Not only that, we had to fly out a test set and an engineer from LHR for each 2A check.
Now try that with 40 aircraft.

RE: Scheduling Maintenance Checks

Posted: Wed Mar 31, 2010 2:14 pm
by Dalmd88
If I recall correctly you are allowed to run over 10%. You don't gain the 10%. The next check limit is measured from when the runover was due. I think you also need to get FAA permission. If you do it too much they can deny the request.

RE: Scheduling Maintenance Checks

Posted: Wed Mar 31, 2010 7:07 pm
by tdscanuck
Quoting VikingA346 (Thread starter):
In determining a maintenance schedule, as airraft build up flight hours, they must be scheduled for their appropriate A, C, D checks etc...

That's only for airplanes that are on letter-check maintenance plans. Everything since about the mid-90's is done on the MSG3 maintenance model, which proscribes individual hours/cycles for each task. Airlines can group these into the conventional A/B/C/D checks, or do phased checks where they do a periodic visit (nightly, each weekend, whatever) with different tasks on each visit.

Quoting VikingA346 (Thread starter):
If an aircraft is scheduled to undergo a "C" check at every 3000 flight hours, does this check have to be done BEFORE reaching 3000 FH or can it be done a bit after?

Depends on the maintenance plan in the airline's operation specification.

Quoting VikingA346 (Thread starter):
What is the flexibility with this in terms of regulatory bodies?

Depends on the plan, the ops spec, and which regulatory body we're talking about.

Quoting VikingA346 (Thread starter):
Is it +10%, so must be done before 3,300 hours?

In places that do the 10%, it's generally a hard limit.

Quoting VikingA346 (Thread starter):
Please reference where this information is stated.

The OEM recommendation comes from the MPD (Maintenance Planning Document) for each model. Each airline uses this as the basis for their individual maintenance plan, which is certified as part of their operations specification. The ops spec is the official document for any particular airline. Some airlines will just say "Use the OEM maintenance plan", some will completely redo it essentially from scratch.

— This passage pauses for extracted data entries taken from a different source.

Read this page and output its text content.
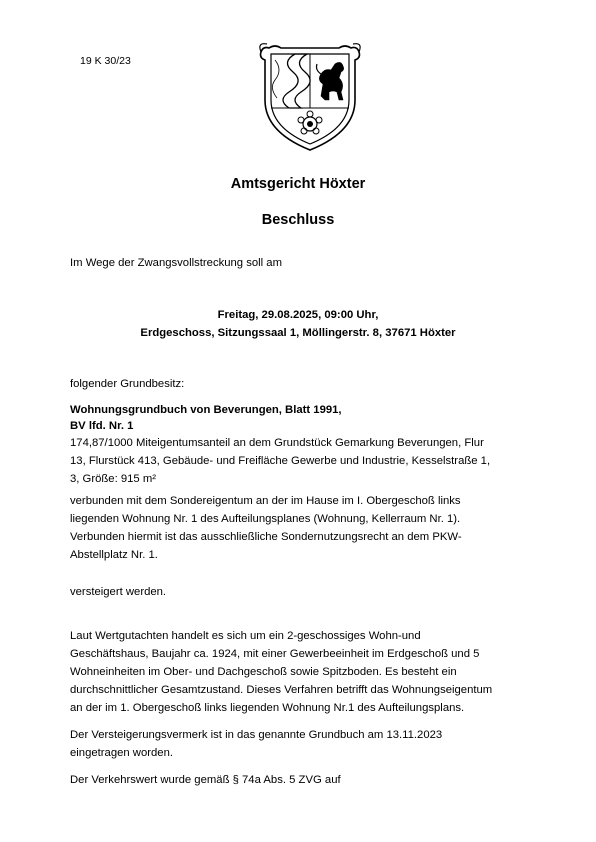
19 K 30/23
Amtsgericht Höxter
Beschluss
Im Wege der Zwangsvollstreckung soll am
Freitag, 29.08.2025, 09:00 Uhr,
Erdgeschoss, Sitzungssaal 1, Möllingerstr. 8, 37671 Höxter
folgender Grundbesitz:
Wohnungsgrundbuch von Beverungen, Blatt 1991,
BV lfd. Nr. 1
174,87/1000 Miteigentumsanteil an dem Grundstück Gemarkung Beverungen, Flur
13, Flurstück 413, Gebäude- und Freifläche Gewerbe und Industrie, Kesselstraße 1,
3, Größe: 915 m²
verbunden mit dem Sondereigentum an der im Hause im I. Obergeschoß links
liegenden Wohnung Nr. 1 des Aufteilungsplanes (Wohnung, Kellerraum Nr. 1).
Verbunden hiermit ist das ausschließliche Sondernutzungsrecht an dem PKW-
Abstellplatz Nr. 1.
versteigert werden.
Laut Wertgutachten handelt es sich um ein 2-geschossiges Wohn-und
Geschäftshaus, Baujahr ca. 1924, mit einer Gewerbeeinheit im Erdgeschoß und 5
Wohneinheiten im Ober- und Dachgeschoß sowie Spitzboden. Es besteht ein
durchschnittlicher Gesamtzustand. Dieses Verfahren betrifft das Wohnungseigentum
an der im 1. Obergeschoß links liegenden Wohnung Nr.1 des Aufteilungsplans.
Der Versteigerungsvermerk ist in das genannte Grundbuch am 13.11.2023
eingetragen worden.
Der Verkehrswert wurde gemäß § 74a Abs. 5 ZVG auf
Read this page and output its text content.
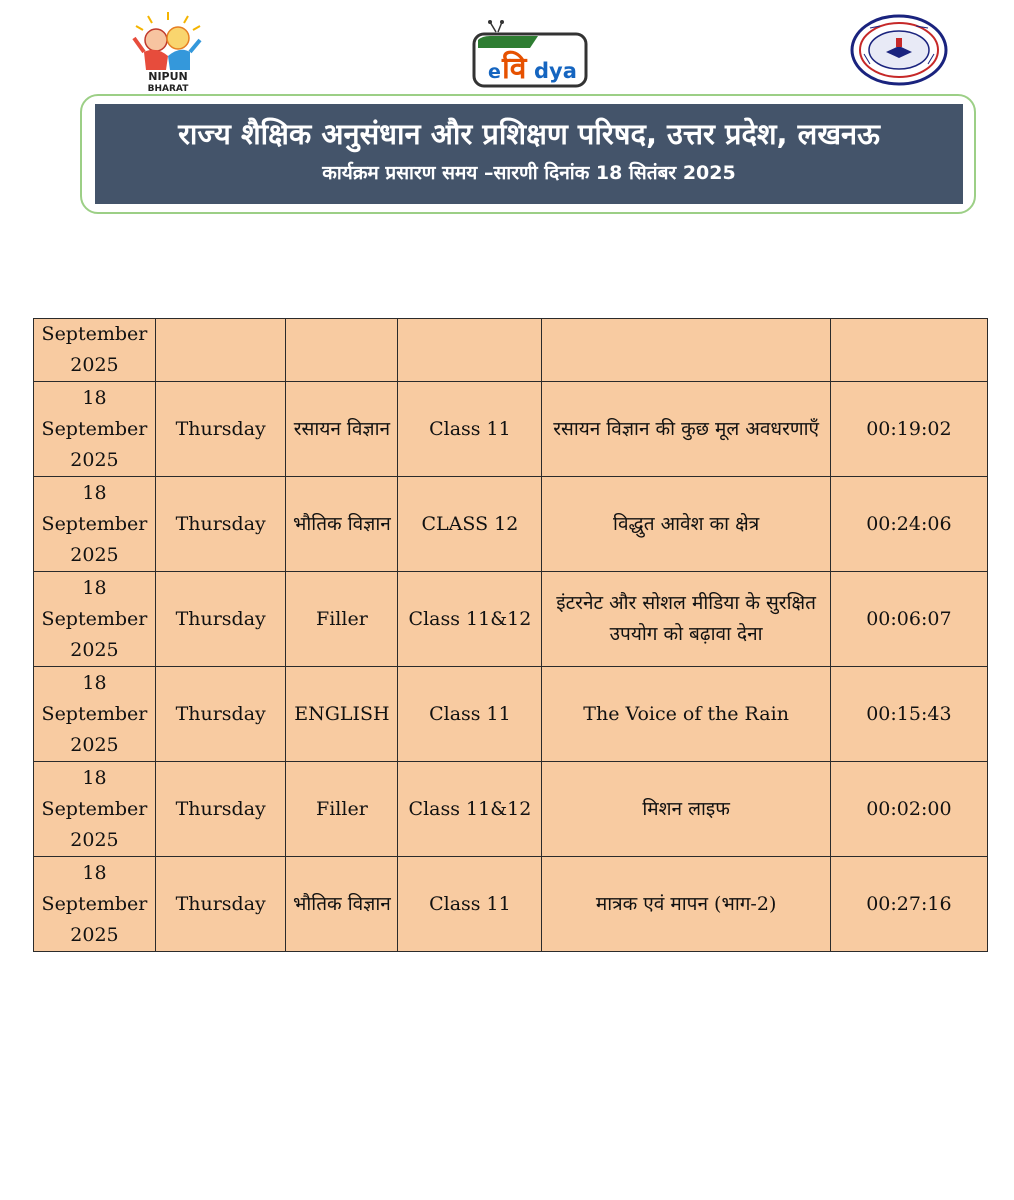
NIPUN
BHARAT
e वि dya
राज्य शैक्षिक अनुसंधान और प्रशिक्षण परिषद, उत्तर प्रदेश, लखनऊ
कार्यक्रम प्रसारण समय –सारणी दिनांक 18 सितंबर 2025
September
2025					

18
September
2025	Thursday	रसायन विज्ञान	Class 11	रसायन विज्ञान की कुछ मूल अवधरणाएँ	00:19:02

18
September
2025	Thursday	भौतिक विज्ञान	CLASS 12	विद्धुत आवेश का क्षेत्र	00:24:06

18
September
2025	Thursday	Filler	Class 11&12	इंटरनेट और सोशल मीडिया के सुरक्षित उपयोग को बढ़ावा देना	00:06:07

18
September
2025	Thursday	ENGLISH	Class 11	The Voice of the Rain	00:15:43

18
September
2025	Thursday	Filler	Class 11&12	मिशन लाइफ	00:02:00

18
September
2025	Thursday	भौतिक विज्ञान	Class 11	मात्रक एवं मापन (भाग-2)	00:27:16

Quoting DALMD88 (Reply 2):
If I recall correctly you are allowed to run over 10%. You don't gain the 10%. The next check limit is measured from when the runover was due.

That is my experience as well.

Tom.

RE: Scheduling Maintenance Checks

Posted: Fri Apr 02, 2010 12:10 pm
by AA737-823
At my carrier, it's a hard limit. That said, you can contact the FAA and request an extension until a certain point in time, and they're generally very cooperative, so long as you're asking something reasonable!